Stray Dogs Turned Blue ‘by Chemical Waste’ from Russian Factory

Stray Dogs Turned Blue ‘by Chemical Waste’ from Russian Factory

Dogs Checked: Officials will check stray dogs in the Russian city of Dzerzhinsk. Image: Wikimedia

A PACK of stray dogs in Russia have reportedly been turned blue “by pollution from chemical waste” from a factory.

The dogs were spotted by local residents who say the animals’ fur has been turned blue by “chemical waste” from a Soviet-era factory in Dzerzhinsk, east of Moscow in Russia.

Local authorities are reportedly visiting the site to check on the animals after concerned locals photographed the animals.

Residents are claiming the animals have been turned blue by chemicals from the hydrocyanic acid factory, which closed six years ago due to financial problems.

However, the plant’s bankruptcy manager, Andrey Mislivets, denied the authenticity of the images.

The officials said the stray animals could have found some copper sulphate while walking around buildings in the area.

He said: “Possibly they found the remains of some old chemicals and rolled in it, and possibly it was copper sulphate.”

“Several years ago something similar happened when stray dogs got unnatural ‘dyes’.

“They must have found something. No one controls them.’

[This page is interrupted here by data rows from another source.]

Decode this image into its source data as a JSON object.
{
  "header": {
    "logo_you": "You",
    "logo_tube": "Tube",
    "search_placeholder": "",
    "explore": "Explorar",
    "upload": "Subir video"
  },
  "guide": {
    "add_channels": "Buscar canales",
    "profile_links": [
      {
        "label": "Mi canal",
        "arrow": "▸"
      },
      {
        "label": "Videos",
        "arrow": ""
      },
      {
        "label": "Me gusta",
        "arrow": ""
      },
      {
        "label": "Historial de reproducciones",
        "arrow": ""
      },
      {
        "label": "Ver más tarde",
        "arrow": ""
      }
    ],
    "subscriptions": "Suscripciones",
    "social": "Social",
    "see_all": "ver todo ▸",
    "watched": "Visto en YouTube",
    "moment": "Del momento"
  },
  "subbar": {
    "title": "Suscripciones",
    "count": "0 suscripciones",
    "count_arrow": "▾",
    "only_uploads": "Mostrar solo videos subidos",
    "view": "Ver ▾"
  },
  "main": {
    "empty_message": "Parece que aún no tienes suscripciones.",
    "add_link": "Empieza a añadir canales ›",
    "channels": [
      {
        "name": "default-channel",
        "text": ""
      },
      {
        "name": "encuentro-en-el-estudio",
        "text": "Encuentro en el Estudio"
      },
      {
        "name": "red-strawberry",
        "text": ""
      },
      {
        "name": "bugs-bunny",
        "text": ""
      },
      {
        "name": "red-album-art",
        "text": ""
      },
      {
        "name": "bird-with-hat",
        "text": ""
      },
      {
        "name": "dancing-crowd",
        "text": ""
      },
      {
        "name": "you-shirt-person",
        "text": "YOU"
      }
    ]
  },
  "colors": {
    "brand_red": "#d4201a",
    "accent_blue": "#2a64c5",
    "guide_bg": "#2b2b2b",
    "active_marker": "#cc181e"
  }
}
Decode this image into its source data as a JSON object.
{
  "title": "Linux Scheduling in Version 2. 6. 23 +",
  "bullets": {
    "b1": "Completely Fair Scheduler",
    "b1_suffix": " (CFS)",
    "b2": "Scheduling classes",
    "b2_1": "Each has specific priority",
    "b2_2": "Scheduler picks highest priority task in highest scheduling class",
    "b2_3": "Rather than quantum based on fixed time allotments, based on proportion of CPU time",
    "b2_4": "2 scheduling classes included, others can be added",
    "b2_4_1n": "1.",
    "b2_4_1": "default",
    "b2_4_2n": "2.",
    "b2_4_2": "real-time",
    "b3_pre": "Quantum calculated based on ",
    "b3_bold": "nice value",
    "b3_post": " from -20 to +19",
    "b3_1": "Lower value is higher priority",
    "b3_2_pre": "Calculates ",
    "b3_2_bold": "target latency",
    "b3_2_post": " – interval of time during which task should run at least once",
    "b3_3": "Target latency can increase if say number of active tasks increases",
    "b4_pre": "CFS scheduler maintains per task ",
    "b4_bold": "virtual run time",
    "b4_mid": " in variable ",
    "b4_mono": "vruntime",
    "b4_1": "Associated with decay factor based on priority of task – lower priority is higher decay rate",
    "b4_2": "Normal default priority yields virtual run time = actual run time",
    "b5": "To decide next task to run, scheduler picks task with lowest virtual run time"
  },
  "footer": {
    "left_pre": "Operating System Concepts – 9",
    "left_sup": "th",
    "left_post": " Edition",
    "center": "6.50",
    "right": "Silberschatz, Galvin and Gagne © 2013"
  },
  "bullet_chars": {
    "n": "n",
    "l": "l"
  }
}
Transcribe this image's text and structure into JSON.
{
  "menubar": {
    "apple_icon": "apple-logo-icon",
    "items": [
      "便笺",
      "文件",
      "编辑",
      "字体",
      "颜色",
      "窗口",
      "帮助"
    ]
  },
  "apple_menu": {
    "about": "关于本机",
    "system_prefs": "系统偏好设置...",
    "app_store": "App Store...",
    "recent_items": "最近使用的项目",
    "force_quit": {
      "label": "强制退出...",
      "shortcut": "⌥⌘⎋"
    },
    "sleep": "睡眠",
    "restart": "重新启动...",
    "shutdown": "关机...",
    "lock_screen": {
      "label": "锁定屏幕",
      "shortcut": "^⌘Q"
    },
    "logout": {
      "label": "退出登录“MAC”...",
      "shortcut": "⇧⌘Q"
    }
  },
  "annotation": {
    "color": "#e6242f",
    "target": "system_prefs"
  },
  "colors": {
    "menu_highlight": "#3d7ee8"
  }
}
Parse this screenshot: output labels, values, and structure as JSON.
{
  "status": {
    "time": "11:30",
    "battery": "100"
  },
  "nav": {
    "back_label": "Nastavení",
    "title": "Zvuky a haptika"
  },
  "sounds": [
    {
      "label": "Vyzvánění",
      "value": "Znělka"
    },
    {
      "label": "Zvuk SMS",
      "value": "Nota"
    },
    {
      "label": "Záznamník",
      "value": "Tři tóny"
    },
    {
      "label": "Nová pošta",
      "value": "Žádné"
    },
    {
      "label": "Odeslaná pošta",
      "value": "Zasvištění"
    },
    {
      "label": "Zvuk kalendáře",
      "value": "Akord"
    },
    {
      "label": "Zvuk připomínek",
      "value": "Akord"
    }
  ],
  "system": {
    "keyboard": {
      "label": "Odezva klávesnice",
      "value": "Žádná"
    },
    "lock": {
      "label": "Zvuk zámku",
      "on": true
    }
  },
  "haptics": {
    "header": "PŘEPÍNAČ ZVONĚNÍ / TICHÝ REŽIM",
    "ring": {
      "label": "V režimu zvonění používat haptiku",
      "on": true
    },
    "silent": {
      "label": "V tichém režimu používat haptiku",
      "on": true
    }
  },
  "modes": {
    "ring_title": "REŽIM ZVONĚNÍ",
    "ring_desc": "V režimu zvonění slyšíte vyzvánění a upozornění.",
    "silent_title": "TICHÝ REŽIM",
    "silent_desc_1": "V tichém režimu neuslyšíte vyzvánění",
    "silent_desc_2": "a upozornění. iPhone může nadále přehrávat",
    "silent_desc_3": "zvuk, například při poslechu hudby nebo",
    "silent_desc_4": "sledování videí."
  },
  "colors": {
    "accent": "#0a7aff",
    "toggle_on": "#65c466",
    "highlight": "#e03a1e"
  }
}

Mislivets added that no one controlled the dogs and said it was not possible for the company to capture and sterilise them.

Officials in Dzerzhinsk are now reportedly seeking permission to go onto private land to catch and check the dogs.

A government spokesman said: “Talks are being held with the chiefs of the enterprise about the possibility of catching the dogs.

“They must be checked, their health must be assessed, and the reason for their hair dye must be found.”